Light therapy, experimental: Generally called LLLT, for “low level laser hair therapy,” this is a treatment that increases blood flow to the scalp, where the root follicles are located. While it sounds somewhat hocus-pocus, the respected website WebMD has this to say about LLLT: “What they do is boost blood flow to your hair roots, bringing nutrients and energy that your hair needs to grow … When LLLT works, you should see thicker, fuller hair in about 6 months — the same amount of time other treatments take. But LLLT won’t help if you’re completely bald … We still need more research to figure out the best way to use it and how long the effects last.”


Plasma injections, experimental: Anecdotally, this type of treatment works although there are no studies to indicate how well and how long. And while it doesn’t involve surgery, an injection (15-20 injections, actually) is technically invasive. The process involves taking the blood of the patient, putting it into a centrifuge and separating out the platelet-rich plasma (PRP) cells.
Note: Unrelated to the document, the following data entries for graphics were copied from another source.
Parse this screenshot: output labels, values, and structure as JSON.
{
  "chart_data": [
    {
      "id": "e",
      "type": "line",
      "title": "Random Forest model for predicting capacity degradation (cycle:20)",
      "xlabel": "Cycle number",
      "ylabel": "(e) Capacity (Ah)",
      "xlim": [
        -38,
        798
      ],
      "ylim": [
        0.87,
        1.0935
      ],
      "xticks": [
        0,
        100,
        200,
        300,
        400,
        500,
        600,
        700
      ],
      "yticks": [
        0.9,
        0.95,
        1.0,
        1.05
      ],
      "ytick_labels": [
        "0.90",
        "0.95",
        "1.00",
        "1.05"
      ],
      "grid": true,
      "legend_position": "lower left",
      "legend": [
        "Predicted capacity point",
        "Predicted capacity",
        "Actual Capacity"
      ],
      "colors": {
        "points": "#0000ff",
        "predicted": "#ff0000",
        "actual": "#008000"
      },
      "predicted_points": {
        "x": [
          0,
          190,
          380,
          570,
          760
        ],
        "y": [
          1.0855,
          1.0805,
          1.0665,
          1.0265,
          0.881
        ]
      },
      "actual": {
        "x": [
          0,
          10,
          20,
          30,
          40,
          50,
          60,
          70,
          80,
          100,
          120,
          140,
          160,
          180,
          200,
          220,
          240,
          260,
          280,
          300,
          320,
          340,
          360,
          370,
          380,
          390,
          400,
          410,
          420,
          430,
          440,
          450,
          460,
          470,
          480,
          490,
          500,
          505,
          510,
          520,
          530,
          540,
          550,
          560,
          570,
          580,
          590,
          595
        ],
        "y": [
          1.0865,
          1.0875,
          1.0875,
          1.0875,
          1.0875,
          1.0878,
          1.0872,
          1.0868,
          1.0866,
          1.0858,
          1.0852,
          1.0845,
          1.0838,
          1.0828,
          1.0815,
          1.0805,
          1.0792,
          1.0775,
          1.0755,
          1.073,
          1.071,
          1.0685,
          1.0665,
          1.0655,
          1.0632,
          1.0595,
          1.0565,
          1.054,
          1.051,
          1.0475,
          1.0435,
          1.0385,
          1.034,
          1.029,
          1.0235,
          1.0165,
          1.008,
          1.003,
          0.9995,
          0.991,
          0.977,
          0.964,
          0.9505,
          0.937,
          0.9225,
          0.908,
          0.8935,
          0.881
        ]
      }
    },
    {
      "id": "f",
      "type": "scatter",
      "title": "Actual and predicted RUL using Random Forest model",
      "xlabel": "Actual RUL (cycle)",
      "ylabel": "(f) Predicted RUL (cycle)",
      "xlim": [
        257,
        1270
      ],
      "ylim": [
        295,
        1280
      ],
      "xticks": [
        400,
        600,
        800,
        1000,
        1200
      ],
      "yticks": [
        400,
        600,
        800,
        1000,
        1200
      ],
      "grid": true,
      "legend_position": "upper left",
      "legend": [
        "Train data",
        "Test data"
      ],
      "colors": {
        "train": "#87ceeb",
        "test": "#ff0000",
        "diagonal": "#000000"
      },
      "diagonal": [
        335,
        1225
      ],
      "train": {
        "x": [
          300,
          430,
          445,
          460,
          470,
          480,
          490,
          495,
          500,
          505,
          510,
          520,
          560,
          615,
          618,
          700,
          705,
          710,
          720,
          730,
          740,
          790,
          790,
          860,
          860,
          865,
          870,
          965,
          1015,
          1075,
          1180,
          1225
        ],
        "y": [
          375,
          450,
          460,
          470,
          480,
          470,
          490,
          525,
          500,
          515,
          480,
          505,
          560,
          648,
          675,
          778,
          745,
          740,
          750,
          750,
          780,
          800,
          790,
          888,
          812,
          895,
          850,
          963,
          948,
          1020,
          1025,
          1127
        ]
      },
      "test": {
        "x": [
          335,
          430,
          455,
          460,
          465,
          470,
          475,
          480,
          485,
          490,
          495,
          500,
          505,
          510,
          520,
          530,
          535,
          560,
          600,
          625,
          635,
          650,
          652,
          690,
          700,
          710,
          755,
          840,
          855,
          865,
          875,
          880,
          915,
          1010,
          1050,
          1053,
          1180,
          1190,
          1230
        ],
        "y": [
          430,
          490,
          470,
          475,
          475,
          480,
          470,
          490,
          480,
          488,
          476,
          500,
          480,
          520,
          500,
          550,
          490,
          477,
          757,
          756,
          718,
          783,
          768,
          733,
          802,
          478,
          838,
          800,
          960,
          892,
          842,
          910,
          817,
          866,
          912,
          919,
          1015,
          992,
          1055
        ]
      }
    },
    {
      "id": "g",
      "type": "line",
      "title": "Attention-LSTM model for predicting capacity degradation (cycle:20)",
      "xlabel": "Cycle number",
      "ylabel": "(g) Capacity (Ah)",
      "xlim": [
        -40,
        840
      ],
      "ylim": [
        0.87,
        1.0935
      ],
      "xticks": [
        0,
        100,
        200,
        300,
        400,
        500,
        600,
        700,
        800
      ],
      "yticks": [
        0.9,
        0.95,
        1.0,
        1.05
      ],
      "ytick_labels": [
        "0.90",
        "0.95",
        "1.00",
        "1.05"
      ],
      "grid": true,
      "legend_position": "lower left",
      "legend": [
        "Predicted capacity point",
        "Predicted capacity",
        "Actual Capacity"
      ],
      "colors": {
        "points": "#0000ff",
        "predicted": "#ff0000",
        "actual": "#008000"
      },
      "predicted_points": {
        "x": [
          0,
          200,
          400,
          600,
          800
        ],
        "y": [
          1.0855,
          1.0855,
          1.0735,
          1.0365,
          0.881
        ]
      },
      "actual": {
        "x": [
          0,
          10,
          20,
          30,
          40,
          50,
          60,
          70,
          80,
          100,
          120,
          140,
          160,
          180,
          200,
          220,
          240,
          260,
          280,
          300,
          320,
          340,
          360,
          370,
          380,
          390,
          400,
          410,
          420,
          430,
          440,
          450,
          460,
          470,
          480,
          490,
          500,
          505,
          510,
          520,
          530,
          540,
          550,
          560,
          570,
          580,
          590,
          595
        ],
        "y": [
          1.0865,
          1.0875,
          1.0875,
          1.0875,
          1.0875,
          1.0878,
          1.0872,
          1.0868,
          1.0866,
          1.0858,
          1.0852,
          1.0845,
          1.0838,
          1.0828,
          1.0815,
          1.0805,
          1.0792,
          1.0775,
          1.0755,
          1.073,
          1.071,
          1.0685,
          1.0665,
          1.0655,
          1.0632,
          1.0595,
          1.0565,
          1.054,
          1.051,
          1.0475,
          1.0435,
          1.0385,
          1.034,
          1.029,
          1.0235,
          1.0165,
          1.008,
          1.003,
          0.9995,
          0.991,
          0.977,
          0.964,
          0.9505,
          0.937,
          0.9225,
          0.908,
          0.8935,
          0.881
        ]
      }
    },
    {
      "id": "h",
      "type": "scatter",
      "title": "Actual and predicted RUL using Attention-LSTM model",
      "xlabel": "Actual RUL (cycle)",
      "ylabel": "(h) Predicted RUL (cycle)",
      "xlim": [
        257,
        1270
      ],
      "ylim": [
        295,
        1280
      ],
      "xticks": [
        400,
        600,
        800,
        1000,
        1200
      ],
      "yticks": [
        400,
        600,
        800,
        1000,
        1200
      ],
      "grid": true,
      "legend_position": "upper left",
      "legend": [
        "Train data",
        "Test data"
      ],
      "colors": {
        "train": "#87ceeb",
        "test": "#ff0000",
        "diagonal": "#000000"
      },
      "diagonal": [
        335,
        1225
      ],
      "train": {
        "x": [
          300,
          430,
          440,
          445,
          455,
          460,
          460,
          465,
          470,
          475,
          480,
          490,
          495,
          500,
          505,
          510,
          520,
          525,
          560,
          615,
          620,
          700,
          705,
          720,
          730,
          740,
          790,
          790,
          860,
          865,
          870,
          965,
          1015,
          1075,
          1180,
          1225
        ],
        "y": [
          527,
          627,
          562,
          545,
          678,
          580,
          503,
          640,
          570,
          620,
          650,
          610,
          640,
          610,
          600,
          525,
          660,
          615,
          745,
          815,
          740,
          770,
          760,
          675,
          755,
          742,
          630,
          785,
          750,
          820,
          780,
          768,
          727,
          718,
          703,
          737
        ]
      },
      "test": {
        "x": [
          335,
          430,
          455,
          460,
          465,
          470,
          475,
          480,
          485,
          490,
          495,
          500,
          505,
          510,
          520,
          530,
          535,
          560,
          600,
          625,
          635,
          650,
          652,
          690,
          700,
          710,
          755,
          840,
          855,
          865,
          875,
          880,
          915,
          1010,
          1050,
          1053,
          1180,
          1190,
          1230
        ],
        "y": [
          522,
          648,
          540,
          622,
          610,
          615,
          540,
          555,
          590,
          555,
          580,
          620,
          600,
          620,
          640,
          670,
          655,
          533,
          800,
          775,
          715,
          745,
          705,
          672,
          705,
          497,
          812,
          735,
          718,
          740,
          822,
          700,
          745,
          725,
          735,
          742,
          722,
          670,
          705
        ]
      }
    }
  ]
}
Platelets have growth factor proteins that are used to medically treat wounds, and the general idea with hair loss is it helps stimulate follicle growth as well. Tellingly, PRP is also used in conjunction with hair transplants. There are no long-term studies on how long the treatment remains effective.


So middle-aged and younger men, as well as women, have many options for treating various forms and age-of-onset hair loss. Add to that hats and wigs – but importantly, those are not the only choices available to them.